According to the Guttmacher Institute, a sexual health research organization, "programs that promote abstinence-only-until-marriage—now termed 'sexual risk avoidance' by proponents—have been described as 'scientifically and ethically problematic.' They systematically ignore or stigmatize many young people and do not meet their health needs... Proponents of 'sexual risk avoidance' programs have appropriated the terms 'medically accurate' and 'evidence-based,' though experts in the field agree that such programs are neither complete in their medical accuracy nor based on the widely accepted body of scientific evidence."

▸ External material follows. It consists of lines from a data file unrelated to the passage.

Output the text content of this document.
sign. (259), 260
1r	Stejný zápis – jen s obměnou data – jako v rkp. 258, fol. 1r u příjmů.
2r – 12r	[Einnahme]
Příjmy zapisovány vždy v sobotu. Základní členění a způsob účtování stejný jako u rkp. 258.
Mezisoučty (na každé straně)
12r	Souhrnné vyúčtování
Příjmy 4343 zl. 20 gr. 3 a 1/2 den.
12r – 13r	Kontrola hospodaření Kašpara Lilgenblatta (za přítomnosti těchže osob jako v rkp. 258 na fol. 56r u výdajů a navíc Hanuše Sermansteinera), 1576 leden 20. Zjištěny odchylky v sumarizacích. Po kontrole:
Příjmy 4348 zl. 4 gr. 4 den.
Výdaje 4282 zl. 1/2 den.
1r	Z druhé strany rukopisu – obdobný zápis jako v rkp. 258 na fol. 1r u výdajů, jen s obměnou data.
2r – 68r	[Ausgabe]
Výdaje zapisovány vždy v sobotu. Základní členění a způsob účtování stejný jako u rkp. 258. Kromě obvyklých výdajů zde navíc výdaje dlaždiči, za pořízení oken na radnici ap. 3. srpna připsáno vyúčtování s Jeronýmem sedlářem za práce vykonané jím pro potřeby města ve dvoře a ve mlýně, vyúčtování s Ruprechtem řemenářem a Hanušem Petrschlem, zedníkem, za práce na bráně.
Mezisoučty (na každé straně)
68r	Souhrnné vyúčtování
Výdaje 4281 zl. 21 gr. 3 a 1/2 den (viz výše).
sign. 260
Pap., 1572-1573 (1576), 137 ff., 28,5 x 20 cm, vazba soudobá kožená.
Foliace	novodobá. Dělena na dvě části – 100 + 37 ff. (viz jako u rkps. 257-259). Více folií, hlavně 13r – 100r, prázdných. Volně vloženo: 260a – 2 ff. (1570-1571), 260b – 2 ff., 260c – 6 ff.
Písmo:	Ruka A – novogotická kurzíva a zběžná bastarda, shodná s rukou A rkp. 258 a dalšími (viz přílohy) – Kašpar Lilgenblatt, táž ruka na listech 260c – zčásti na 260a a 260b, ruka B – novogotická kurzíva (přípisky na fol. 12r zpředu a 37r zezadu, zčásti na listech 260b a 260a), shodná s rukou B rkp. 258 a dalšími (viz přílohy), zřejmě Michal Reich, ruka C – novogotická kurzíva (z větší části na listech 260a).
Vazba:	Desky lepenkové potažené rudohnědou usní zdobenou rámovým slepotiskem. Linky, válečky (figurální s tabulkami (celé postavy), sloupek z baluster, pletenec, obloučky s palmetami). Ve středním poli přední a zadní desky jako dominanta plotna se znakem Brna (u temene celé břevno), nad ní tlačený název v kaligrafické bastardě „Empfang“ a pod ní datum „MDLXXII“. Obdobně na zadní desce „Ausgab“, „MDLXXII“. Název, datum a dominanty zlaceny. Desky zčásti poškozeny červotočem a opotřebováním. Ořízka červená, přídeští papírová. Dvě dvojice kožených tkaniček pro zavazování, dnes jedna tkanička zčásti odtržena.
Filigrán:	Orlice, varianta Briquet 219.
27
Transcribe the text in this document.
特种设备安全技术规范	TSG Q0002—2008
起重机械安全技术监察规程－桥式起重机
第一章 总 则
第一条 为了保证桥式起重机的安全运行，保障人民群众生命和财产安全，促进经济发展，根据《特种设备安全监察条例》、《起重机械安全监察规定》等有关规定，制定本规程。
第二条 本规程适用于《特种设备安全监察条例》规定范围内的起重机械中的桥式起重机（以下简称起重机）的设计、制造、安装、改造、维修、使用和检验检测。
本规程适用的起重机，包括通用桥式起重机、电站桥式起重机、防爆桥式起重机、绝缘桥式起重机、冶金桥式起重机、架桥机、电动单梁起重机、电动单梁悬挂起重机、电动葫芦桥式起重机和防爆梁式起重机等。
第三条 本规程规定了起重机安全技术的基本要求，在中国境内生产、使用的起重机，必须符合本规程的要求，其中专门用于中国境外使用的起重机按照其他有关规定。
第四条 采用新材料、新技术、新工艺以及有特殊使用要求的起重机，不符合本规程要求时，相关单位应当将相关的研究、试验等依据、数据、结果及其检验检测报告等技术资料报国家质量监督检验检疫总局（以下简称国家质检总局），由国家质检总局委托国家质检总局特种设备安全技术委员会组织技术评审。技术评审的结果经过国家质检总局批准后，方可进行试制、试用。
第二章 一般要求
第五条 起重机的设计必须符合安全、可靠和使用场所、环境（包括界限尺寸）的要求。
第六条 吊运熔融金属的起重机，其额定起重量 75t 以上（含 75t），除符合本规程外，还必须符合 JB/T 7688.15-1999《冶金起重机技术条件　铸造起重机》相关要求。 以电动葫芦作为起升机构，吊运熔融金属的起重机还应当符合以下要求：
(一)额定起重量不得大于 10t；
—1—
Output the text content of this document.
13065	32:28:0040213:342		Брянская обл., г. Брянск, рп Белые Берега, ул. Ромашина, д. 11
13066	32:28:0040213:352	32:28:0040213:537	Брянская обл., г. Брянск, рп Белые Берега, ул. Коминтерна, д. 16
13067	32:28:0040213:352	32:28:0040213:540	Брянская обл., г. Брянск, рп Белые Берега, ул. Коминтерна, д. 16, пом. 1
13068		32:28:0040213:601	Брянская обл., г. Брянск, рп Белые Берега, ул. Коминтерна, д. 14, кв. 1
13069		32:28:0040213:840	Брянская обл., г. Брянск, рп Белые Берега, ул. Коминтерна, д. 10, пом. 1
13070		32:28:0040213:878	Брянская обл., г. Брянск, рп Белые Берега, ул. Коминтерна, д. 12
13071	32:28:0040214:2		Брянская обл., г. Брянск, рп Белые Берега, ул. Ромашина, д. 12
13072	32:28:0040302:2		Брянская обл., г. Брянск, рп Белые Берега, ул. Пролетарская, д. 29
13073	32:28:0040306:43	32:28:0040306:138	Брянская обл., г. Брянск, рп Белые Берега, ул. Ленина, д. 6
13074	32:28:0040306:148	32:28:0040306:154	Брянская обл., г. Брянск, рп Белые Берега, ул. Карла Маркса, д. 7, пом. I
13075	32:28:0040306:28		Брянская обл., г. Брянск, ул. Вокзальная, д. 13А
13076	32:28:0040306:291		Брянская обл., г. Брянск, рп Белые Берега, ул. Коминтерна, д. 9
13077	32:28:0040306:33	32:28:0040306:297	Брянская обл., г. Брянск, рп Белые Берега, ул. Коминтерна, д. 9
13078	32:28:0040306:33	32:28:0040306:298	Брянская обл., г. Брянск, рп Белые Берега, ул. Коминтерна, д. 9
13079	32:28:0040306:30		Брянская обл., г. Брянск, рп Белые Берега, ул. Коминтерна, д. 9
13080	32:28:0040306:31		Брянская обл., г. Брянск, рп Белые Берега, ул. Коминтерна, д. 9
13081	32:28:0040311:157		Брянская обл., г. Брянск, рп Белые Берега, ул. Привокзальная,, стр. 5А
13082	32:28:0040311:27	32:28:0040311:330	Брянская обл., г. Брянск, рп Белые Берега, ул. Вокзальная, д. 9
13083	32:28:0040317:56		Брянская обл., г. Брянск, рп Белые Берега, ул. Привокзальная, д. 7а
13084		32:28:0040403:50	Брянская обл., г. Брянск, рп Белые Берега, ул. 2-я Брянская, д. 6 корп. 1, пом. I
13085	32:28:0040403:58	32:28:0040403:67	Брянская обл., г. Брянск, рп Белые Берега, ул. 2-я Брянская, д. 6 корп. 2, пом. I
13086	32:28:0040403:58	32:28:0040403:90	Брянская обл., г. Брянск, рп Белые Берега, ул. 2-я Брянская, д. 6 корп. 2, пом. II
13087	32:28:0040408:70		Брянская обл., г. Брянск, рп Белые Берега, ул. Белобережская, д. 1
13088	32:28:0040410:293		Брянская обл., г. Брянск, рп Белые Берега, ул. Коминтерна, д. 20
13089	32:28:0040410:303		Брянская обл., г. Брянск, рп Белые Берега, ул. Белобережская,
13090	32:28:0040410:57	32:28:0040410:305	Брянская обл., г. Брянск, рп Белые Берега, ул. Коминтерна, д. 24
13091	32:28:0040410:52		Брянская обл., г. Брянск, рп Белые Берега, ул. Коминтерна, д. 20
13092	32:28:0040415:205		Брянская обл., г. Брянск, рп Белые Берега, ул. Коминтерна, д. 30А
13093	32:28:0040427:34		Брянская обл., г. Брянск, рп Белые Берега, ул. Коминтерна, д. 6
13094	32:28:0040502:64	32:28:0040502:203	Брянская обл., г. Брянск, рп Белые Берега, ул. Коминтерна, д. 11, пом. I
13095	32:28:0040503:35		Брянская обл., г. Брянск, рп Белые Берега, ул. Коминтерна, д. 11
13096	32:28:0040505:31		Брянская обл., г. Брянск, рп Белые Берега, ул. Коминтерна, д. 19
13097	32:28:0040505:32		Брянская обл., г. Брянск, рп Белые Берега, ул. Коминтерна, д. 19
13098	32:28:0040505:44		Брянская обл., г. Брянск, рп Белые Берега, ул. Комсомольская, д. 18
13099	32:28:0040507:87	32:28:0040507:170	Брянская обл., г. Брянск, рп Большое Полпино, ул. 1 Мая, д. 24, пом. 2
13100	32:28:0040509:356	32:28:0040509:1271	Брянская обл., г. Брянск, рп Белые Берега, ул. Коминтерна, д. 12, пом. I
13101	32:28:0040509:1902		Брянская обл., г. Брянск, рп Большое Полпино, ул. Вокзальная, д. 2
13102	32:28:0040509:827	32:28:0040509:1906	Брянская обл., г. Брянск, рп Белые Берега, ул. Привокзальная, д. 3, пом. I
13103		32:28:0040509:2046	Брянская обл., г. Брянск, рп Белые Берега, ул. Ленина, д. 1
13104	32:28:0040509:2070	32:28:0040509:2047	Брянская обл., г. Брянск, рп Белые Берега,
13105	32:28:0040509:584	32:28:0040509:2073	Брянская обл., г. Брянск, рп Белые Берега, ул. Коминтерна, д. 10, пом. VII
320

Additionally, Guttmacher notes that comprehensive sex education programs "that include information about both contraception and abstinence help young people to delay sex, and also to have healthy relationships and avoid STDs and unintended pregnancies when they do become sexually active. Many of these programs have resulted in delayed sexual debut, reduced frequency of sex and number of sexual partners, increased condom or contraceptive use, or reduced sexual risk-taking."